Evagre Le Pontique – Traité pratique 92
Beaucoup de gens pensent qu’un moine médite jour et nuit la Parole de Dieu, telle qu’elle nous a été transmise par les Saintes Écritures. Mais pour Antoine, Dieu ne parle pas seulement à travers l’Écriture, mais aussi, de la même manière, à travers la création. Antoine a naturellement médité la parole de la Bible. Il connaissait probablement par cœur - comme de nombreux moines - la totalité des Saintes Écritures, ou tout au moins de nombreux passages.
Mais la nature était aussi un livre dans lequel il pouvait lire constamment la parole de Dieu. Il voyait dans la nature la beauté du Seigneur, il percevait en elle l’Esprit divin. La création entière est imprégnée de l’Esprit du Seigneur. Dans la création nous pouvons donc toucher, tâter, flairer, voir et entendre le Créateur lui-même. Dieu n’est pas quelque chose d’intellectuel. Dans la création nous le percevons avec tous nos sens. Mais pour cela il est nécessaire d’avoir une manière particulière de nous rapporter à elle. Antoine parle de la nature des êtres créés. Comprendre la nature, l’essence des choses créées est le premier degré de la contemplation. Je ne juge pas les choses, mais j’en découvre la signification ultime.

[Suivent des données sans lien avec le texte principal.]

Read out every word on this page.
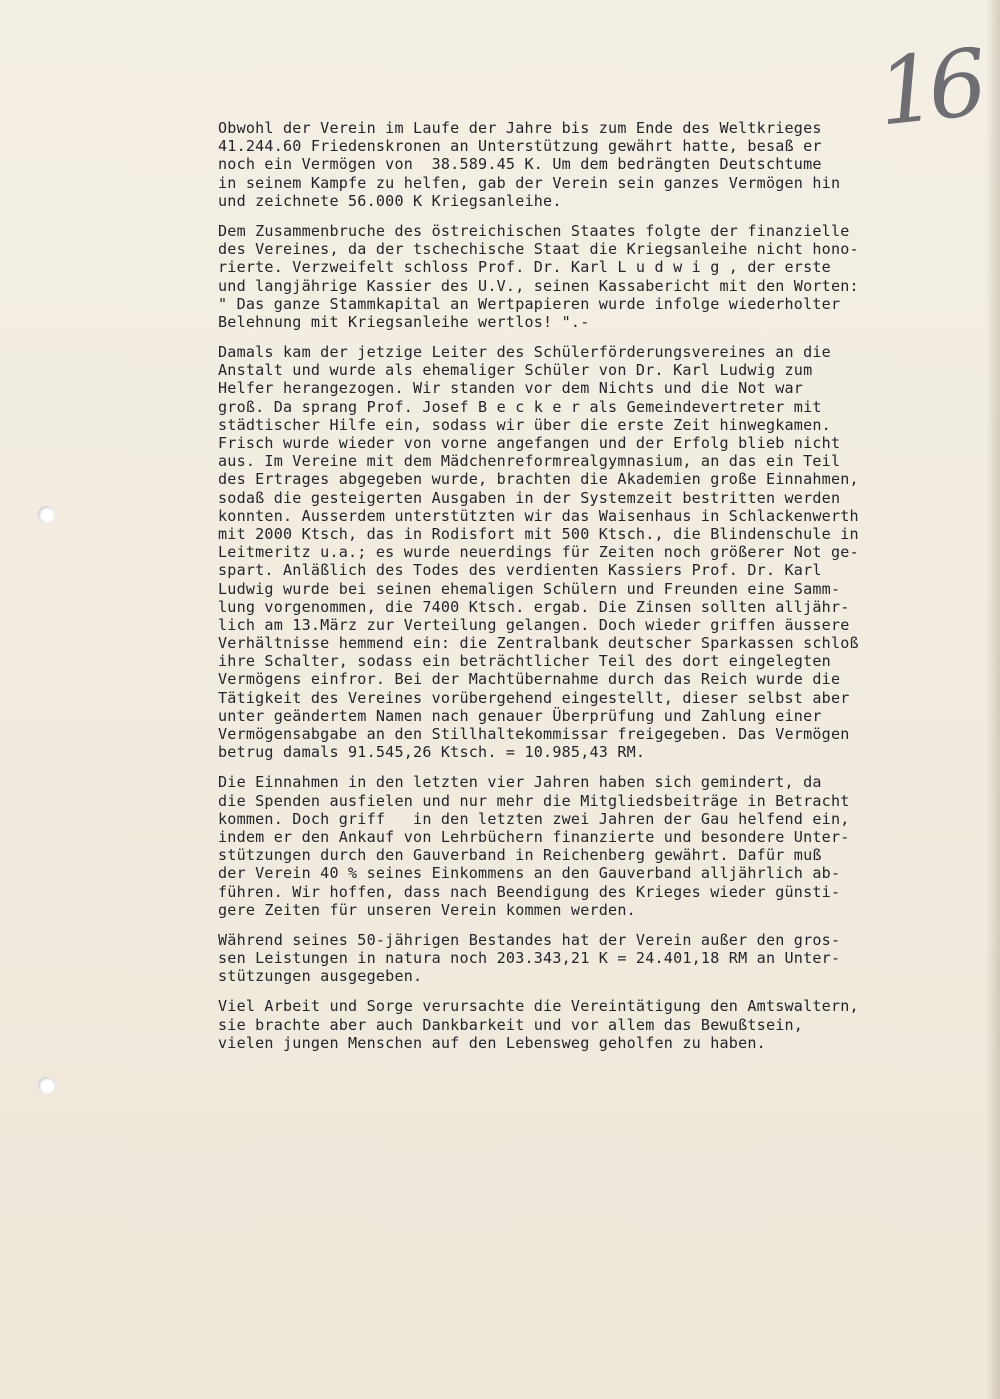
16
Obwohl der Verein im Laufe der Jahre bis zum Ende des Weltkrieges
41.244.60 Friedenskronen an Unterstützung gewährt hatte, besaß er
noch ein Vermögen von  38.589.45 K. Um dem bedrängten Deutschtume
in seinem Kampfe zu helfen, gab der Verein sein ganzes Vermögen hin
und zeichnete 56.000 K Kriegsanleihe.
Dem Zusammenbruche des östreichischen Staates folgte der finanzielle
des Vereines, da der tschechische Staat die Kriegsanleihe nicht hono-
rierte. Verzweifelt schloss Prof. Dr. Karl L u d w i g , der erste
und langjährige Kassier des U.V., seinen Kassabericht mit den Worten:
" Das ganze Stammkapital an Wertpapieren wurde infolge wiederholter
Belehnung mit Kriegsanleihe wertlos! ".-
Damals kam der jetzige Leiter des Schülerförderungsvereines an die
Anstalt und wurde als ehemaliger Schüler von Dr. Karl Ludwig zum
Helfer herangezogen. Wir standen vor dem Nichts und die Not war
groß. Da sprang Prof. Josef B e c k e r als Gemeindevertreter mit
städtischer Hilfe ein, sodass wir über die erste Zeit hinwegkamen.
Frisch wurde wieder von vorne angefangen und der Erfolg blieb nicht
aus. Im Vereine mit dem Mädchenreformrealgymnasium, an das ein Teil
des Ertrages abgegeben wurde, brachten die Akademien große Einnahmen,
sodaß die gesteigerten Ausgaben in der Systemzeit bestritten werden
konnten. Ausserdem unterstützten wir das Waisenhaus in Schlackenwerth
mit 2000 Ktsch, das in Rodisfort mit 500 Ktsch., die Blindenschule in
Leitmeritz u.a.; es wurde neuerdings für Zeiten noch größerer Not ge-
spart. Anläßlich des Todes des verdienten Kassiers Prof. Dr. Karl
Ludwig wurde bei seinen ehemaligen Schülern und Freunden eine Samm-
lung vorgenommen, die 7400 Ktsch. ergab. Die Zinsen sollten alljähr-
lich am 13.März zur Verteilung gelangen. Doch wieder griffen äussere
Verhältnisse hemmend ein: die Zentralbank deutscher Sparkassen schloß
ihre Schalter, sodass ein beträchtlicher Teil des dort eingelegten
Vermögens einfror. Bei der Machtübernahme durch das Reich wurde die
Tätigkeit des Vereines vorübergehend eingestellt, dieser selbst aber
unter geändertem Namen nach genauer Überprüfung und Zahlung einer
Vermögensabgabe an den Stillhaltekommissar freigegeben. Das Vermögen
betrug damals 91.545,26 Ktsch. = 10.985,43 RM.
Die Einnahmen in den letzten vier Jahren haben sich gemindert, da
die Spenden ausfielen und nur mehr die Mitgliedsbeiträge in Betracht
kommen. Doch griff   in den letzten zwei Jahren der Gau helfend ein,
indem er den Ankauf von Lehrbüchern finanzierte und besondere Unter-
stützungen durch den Gauverband in Reichenberg gewährt. Dafür muß
der Verein 40 % seines Einkommens an den Gauverband alljährlich ab-
führen. Wir hoffen, dass nach Beendigung des Krieges wieder günsti-
gere Zeiten für unseren Verein kommen werden.
Während seines 50-jährigen Bestandes hat der Verein außer den gros-
sen Leistungen in natura noch 203.343,21 K = 24.401,18 RM an Unter-
stützungen ausgegeben.
Viel Arbeit und Sorge verursachte die Vereintätigung den Amtswaltern,
sie brachte aber auch Dankbarkeit und vor allem das Bewußtsein,
vielen jungen Menschen auf den Lebensweg geholfen zu haben.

Je reconnais leur essence. En elle je vois à l’œuvre la main bienveillante du Seigneur. En elle je regarde Dieu lui-même. Cette manière de parvenir à Dieu à travers la nature est aujourd’hui pour quelques personnes plus simple que l’étude des livres de théologie. Ces personnes pourraient aller à l’école d’Antoine, pour affiner leur propre regard et reconnaître et voir, dans le créé, le Créateur lui-même.